Christine Lagarde |
Nestes últimos dias, as noticias
sobre o rumo a seguir para combater a crise, deixaram qualquer um estupefacto
(pelo menos os mais distraídos).
Segundo os modelos usados até
aqui, por cada euro de austeridade, a economia poderia cair 0,5 euros. Revistos
estes modelos, o FMI concluiu que por cada euro de austeridade, a economia pode
cair entre 0,9 e 1,7 euros. É uma diferença abismal quando o universo abarca
milhares de milhões, ou biliões.
Este erro fácil de caricaturar
(do tipo, estamos tramados com quem dirige os nossos destinos), deve-se tão só
ao facto desta crise ser muito diferente das outras, embora as causas tenham
sido as mesmas. Hoje os países pertencem a uma moeda única, muito forte. Nas
crises passadas tinham moeda própria.
Alguns dias depois de ter
divulgado este estudo, onde admite ter calculado mal o impacto da austeridade
na economia, o FMI, na passada Quinta Feira (11), concluiu que será preciso
travar as medidas que afundaram vários países na recessão (nos quais se inclui
Portugal).
Christine Lagarde mais preocupada
com o impacto do que com os cortes, disse mesmo que é preferível demorar um
pouco mais de tempo. Aliás, é da presidente do FMI a proposta de mais dois anos
para a consolidação orçamental. E disse mais. Que o Banco Central Europeu (BCE) tem de arrancar o quanto antes com o
seu novo programa de compra de divida (Recomenda-se a leitura do livro de
Paul Krugman, Acabem com esta crise, já!).

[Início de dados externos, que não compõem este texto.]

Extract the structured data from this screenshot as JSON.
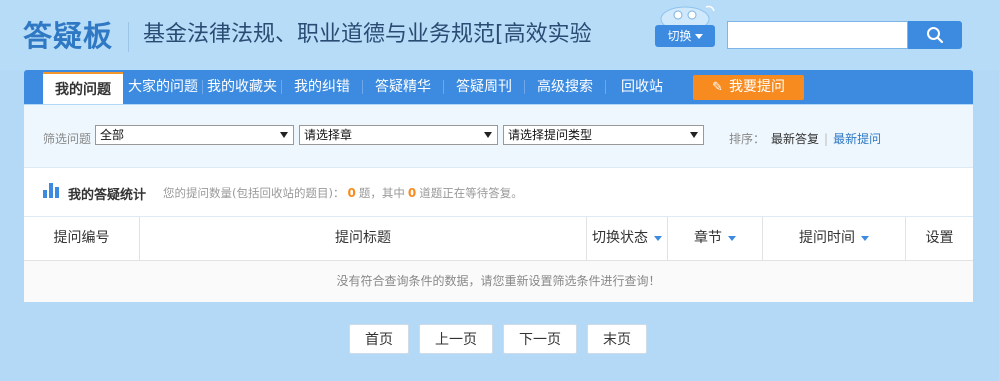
{
  "header": {
    "logo": "答疑板",
    "course_title": "基金法律法规、职业道德与业务规范[高效实验",
    "switch_label": "切换",
    "search": {
      "value": "",
      "placeholder": ""
    }
  },
  "nav": {
    "tabs": [
      {
        "label": "我的问题",
        "active": true
      },
      {
        "label": "大家的问题"
      },
      {
        "label": "我的收藏夹"
      },
      {
        "label": "我的纠错"
      },
      {
        "label": "答疑精华"
      },
      {
        "label": "答疑周刊"
      },
      {
        "label": "高级搜索"
      },
      {
        "label": "回收站"
      }
    ],
    "ask_button": "我要提问"
  },
  "filter": {
    "label": "筛选问题",
    "selects": [
      "全部",
      "请选择章",
      "请选择提问类型"
    ],
    "sort_label": "排序：",
    "sort_options": [
      "最新答复",
      "最新提问"
    ]
  },
  "stats": {
    "title": "我的答疑统计",
    "text_prefix": "您的提问数量(包括回收站的题目)：",
    "total": "0",
    "text_middle": "题，其中",
    "waiting": "0",
    "text_suffix": "道题正在等待答复。"
  },
  "table": {
    "columns": [
      "提问编号",
      "提问标题",
      "切换状态",
      "章节",
      "提问时间",
      "设置"
    ],
    "empty_message": "没有符合查询条件的数据，请您重新设置筛选条件进行查询！"
  },
  "pager": [
    "首页",
    "上一页",
    "下一页",
    "末页"
  ],
  "colors": {
    "nav_blue": "#3c8be0",
    "accent_orange": "#f78b1f",
    "logo_blue": "#2f78c4"
  }
}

Contudo, a Comissão Europeia
(CE), além de não reconhecer responsabilidades, atira-as para os Governos. Como
o faz o principal credor, a Alemanha, seguindo a via oposta: a da austeridade.
Tanto a CE como o principal
credor têm parte da razão. Mas não toda. Têm razão quando dizem que os governos
foram responsáveis pela crise. E foram. Os que levaram os países à bancarrota,
não os que estão a tentar tirá-los do buraco[1]. Mas
também foram responsáveis alguns grupos financeiros. Principalmente os
especuladores.
Mas quando afirmam que as medidas
adoptadas pelos Governos lhes não são impostas pela UE, perdem a totalidade da
razão. Porque o problema não está nas medidas, está nas metas. Porque as metas
são a causa das medidas. E se as medidas lhes não são impostas, são-no as
metas. E aqui é que está o cerne da questão. Ou haverá alternativas para as
metas? Se as há que o digam.
Mas a UE tem outro tipo de
responsabilidades que se prendem com a questão ética[2]. Além
de cobrar juros usurários
(presumimos que só os juros já pagos dariam para pagar quase metade da
divida!), as medidas que impõe não causa danos aos governos. Estes entram e
saem. O problema é os danos que causam aos cidadãos. Para além de que foi a
própria União que contribuiu para que
os especuladores nestes últimos 30 anos crescessem, enquanto a maioria da
população empobreceu. Foi a União que
lhes criou as condições (como isenções fiscais, etc.). Coisa que não aconteceu
nos primeiros 30 anos do seu nascimento, onde os valores se sobrepuseram ao
dinheiro. Admite-se que 1% da população da União
possua a riqueza de vários milhões?
Nós somos os primeiros a defender
os ricos. Mas aqueles que criam riqueza, postos de trabalho. Esses, sim, fazem
falta à sociedade. Mas esta desigualdade cria um sistema completamente injusto
(indecoroso). Menos eficiente, mais instável e com mais desemprego. Esta
concentração de riqueza, apenas num pequeno número, condena a grande maioria a
um ciclo de pobreza intransponível. E é aqui que o Estado tem um papel
importantíssimo. Na redistribuição da riqueza, de forma a proporcionar a
igualdade de oportunidades a todos (ou pelo menos a uma maioria). Como sucedeu,
sob a influência da social-democracia, nos primeiros 30 anos do pós-guerra.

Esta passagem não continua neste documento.